Re: [PATCH v1 2/4] KVM: nSVM: Delay stuffing L2's current RIP into NextRIP until vCPU run
From: Sean Christopherson
Date: Tue Feb 24 2026 - 19:56:29 EST
On Tue, Feb 24, 2026, Yosry Ahmed wrote:
> > diff --git a/arch/x86/kvm/svm/svm.c b/arch/x86/kvm/svm/svm.c
> > index 8f8bc863e2143..e084b9688f556 100644
> > --- a/arch/x86/kvm/svm/svm.c
> > +++ b/arch/x86/kvm/svm/svm.c
> > @@ -1413,6 +1413,24 @@ static void svm_prepare_switch_to_guest(struct kvm_vcpu *vcpu)
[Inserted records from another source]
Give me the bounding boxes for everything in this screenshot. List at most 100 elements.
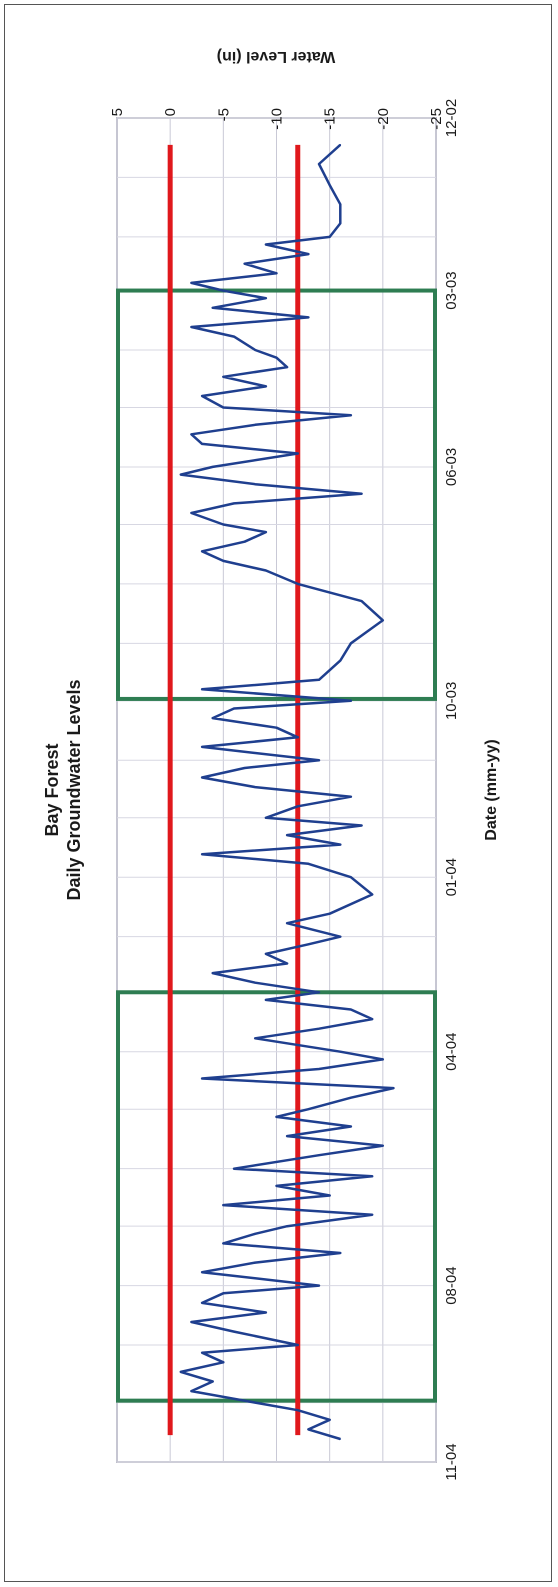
data-point [382, 1058, 384, 1061]
data-point [286, 366, 288, 369]
data-point [339, 144, 342, 146]
data-point [254, 423, 257, 426]
data-point [318, 163, 320, 165]
data-point [201, 1351, 203, 1354]
data-point [339, 843, 342, 846]
data-point [265, 817, 267, 819]
data-point [233, 1330, 235, 1333]
data-point [318, 678, 320, 681]
y-tick-label: -5 [215, 108, 232, 121]
data-point [190, 326, 193, 328]
data-point [254, 349, 257, 351]
data-point [318, 1284, 320, 1287]
data-point [307, 943, 310, 946]
data-point [328, 1194, 331, 1197]
data-point [275, 726, 278, 729]
data-point [371, 1018, 373, 1020]
highlight-box [116, 288, 437, 701]
data-point [318, 1027, 320, 1030]
x-tick-label: 06-03 [443, 448, 460, 486]
reference-lines [167, 144, 301, 1436]
data-point [318, 759, 320, 762]
data-point [265, 297, 267, 300]
data-point [350, 1008, 352, 1011]
data-point [222, 1242, 225, 1245]
data-point [265, 953, 267, 955]
data-point [233, 707, 235, 710]
data-point [307, 253, 310, 255]
data-point [254, 1233, 257, 1235]
x-axis-title: Date (mm-yy) [483, 739, 500, 840]
x-tick-label: 11-04 [443, 1443, 460, 1480]
data-point [318, 1154, 320, 1157]
data-point [296, 736, 299, 739]
data-point [350, 876, 352, 879]
data-point [201, 688, 203, 691]
data-point [233, 502, 235, 505]
x-tick-label: 08-04 [443, 1266, 460, 1304]
data-point [350, 1125, 352, 1128]
data-point [201, 746, 203, 748]
data-point [222, 560, 225, 562]
data-point [211, 466, 214, 468]
data-point [190, 1390, 193, 1392]
data-point [201, 1271, 203, 1273]
chart-subtitle: Daily Groundwater Levels [64, 679, 84, 900]
data-point [211, 307, 214, 309]
data-point [339, 1050, 342, 1053]
data-point [222, 289, 225, 292]
data-point [350, 414, 352, 416]
data-point [211, 972, 214, 974]
data-point [243, 767, 246, 769]
data-point [265, 569, 267, 572]
data-point [265, 1311, 267, 1314]
y-axis-title: Water Level (in) [217, 48, 336, 65]
data-point [360, 492, 363, 495]
data-point [371, 1175, 373, 1178]
data-point [179, 473, 182, 476]
data-point [318, 1068, 320, 1070]
data-point [254, 1037, 257, 1040]
x-tick-label: 03-03 [443, 271, 460, 309]
data-point [286, 962, 288, 965]
data-point [201, 776, 203, 779]
data-point [254, 786, 257, 788]
data-point [275, 1185, 278, 1187]
data-point [254, 1401, 257, 1404]
data-point [201, 1077, 203, 1080]
y-tick-label: -25 [428, 108, 445, 130]
data-point [339, 222, 342, 225]
data-point [243, 262, 246, 265]
data-point [350, 700, 352, 702]
data-point [371, 893, 373, 896]
data-point [328, 1419, 331, 1421]
data-point [201, 550, 203, 553]
data-point [382, 619, 384, 622]
data-point [318, 991, 320, 994]
data-point [286, 834, 288, 836]
data-point [286, 1135, 288, 1137]
data-point [190, 1321, 193, 1323]
data-point [222, 1204, 225, 1206]
data-point [307, 316, 310, 319]
data-point [339, 935, 342, 938]
data-point [339, 1438, 342, 1440]
data-point [307, 1108, 310, 1111]
data-point [222, 1292, 225, 1295]
data-point [201, 395, 203, 397]
data-point [296, 583, 299, 585]
data-point [275, 356, 278, 359]
data-point [201, 853, 203, 856]
y-tick-labels: 5 0 -5 -10 -15 -20 -25 [109, 108, 445, 130]
data-point [307, 863, 310, 865]
data-point [254, 1261, 257, 1264]
data-point [339, 659, 342, 662]
y-tick-label: -20 [375, 108, 392, 130]
data-point [265, 243, 267, 246]
data-point [275, 1116, 278, 1118]
data-point [211, 717, 214, 719]
data-point [190, 282, 193, 284]
data-point [222, 376, 225, 378]
data-point [392, 1087, 395, 1089]
data-point [190, 433, 193, 436]
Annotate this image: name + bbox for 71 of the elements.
> > sd->bp_spec_reduce_set = true;
> > msr_set_bit(MSR_ZEN4_BP_CFG, MSR_ZEN4_BP_CFG_BP_SPEC_REDUCE_BIT);
> > }
> > +
> > + /*
> > + * If nrips is supported in hardware but not exposed to L1, stuff the
> > + * actual L2 RIP to emulate what a nrips=0 CPU would do (L1 is
> > + * responsible for advancing RIP prior to injecting the event). Once L2
> > + * runs after L1 executes VMRUN, NextRIP is updated by the CPU and/or
> > + * KVM, and this is no longer needed.
> > + *
> > + * This is done here (as opposed to when preparing vmcb02) to use the
> > + * most up-to-date value of RIP regardless of the order of restoring
> > + * registers and nested state in the vCPU save+restore path.
> > + */
> > + if (is_guest_mode(vcpu) && svm->nested.nested_run_pending) {
> > + if (boot_cpu_has(X86_FEATURE_NRIPS) &&
> > + !guest_cpu_cap_has(vcpu, X86_FEATURE_NRIPS))
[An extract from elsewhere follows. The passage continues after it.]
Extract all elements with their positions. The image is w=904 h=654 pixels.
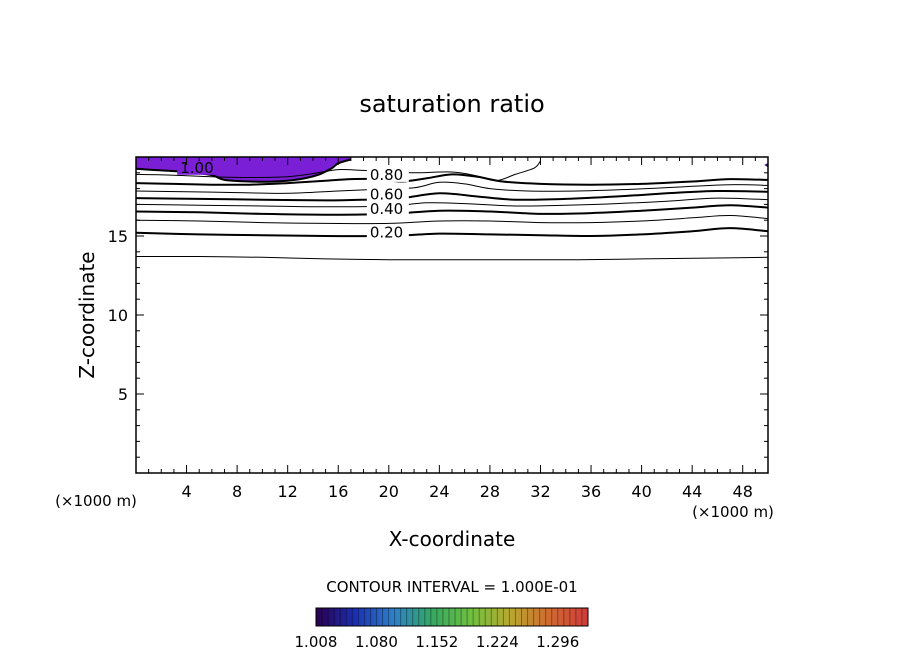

> > + svm->vmcb->control.next_rip = kvm_rip_read(vcpu);
> > + }
> > +
>
> Doing this in svm_prepare_switch_to_guest() is wrong, or at least
> after the svm->guest_state_loaded check. It's possible to emulate the
> nested VMRUN without doing a vcpu_put(), which means
> svm->guest_state_loaded will remain true and this code will be
> skipped.
>
> In fact, this breaks the svm_nested_soft_inject_test test. Funny
> enough, I was only running it with my repro changes, which papered
> over the bug because it forced an exit to userspace after VMRUN due to
> single-stepping, so svm->guest_state_loaded got cleared and the code
> was executed on the next KVM_RUN, before L2 runs.
>
> I can move it above the svm->guest_state_loaded check, but I think I
> will just put it in pre_svm_run() instead.
I would rather not expand pre_svm_run(), and instead just open code it in
svm_vcpu_run(). pre_svm_run() probably should never have been added, because
it's far from a generic "pre run" API. E.g. if we want to keep the helper around,
it should probably be named something something ASID.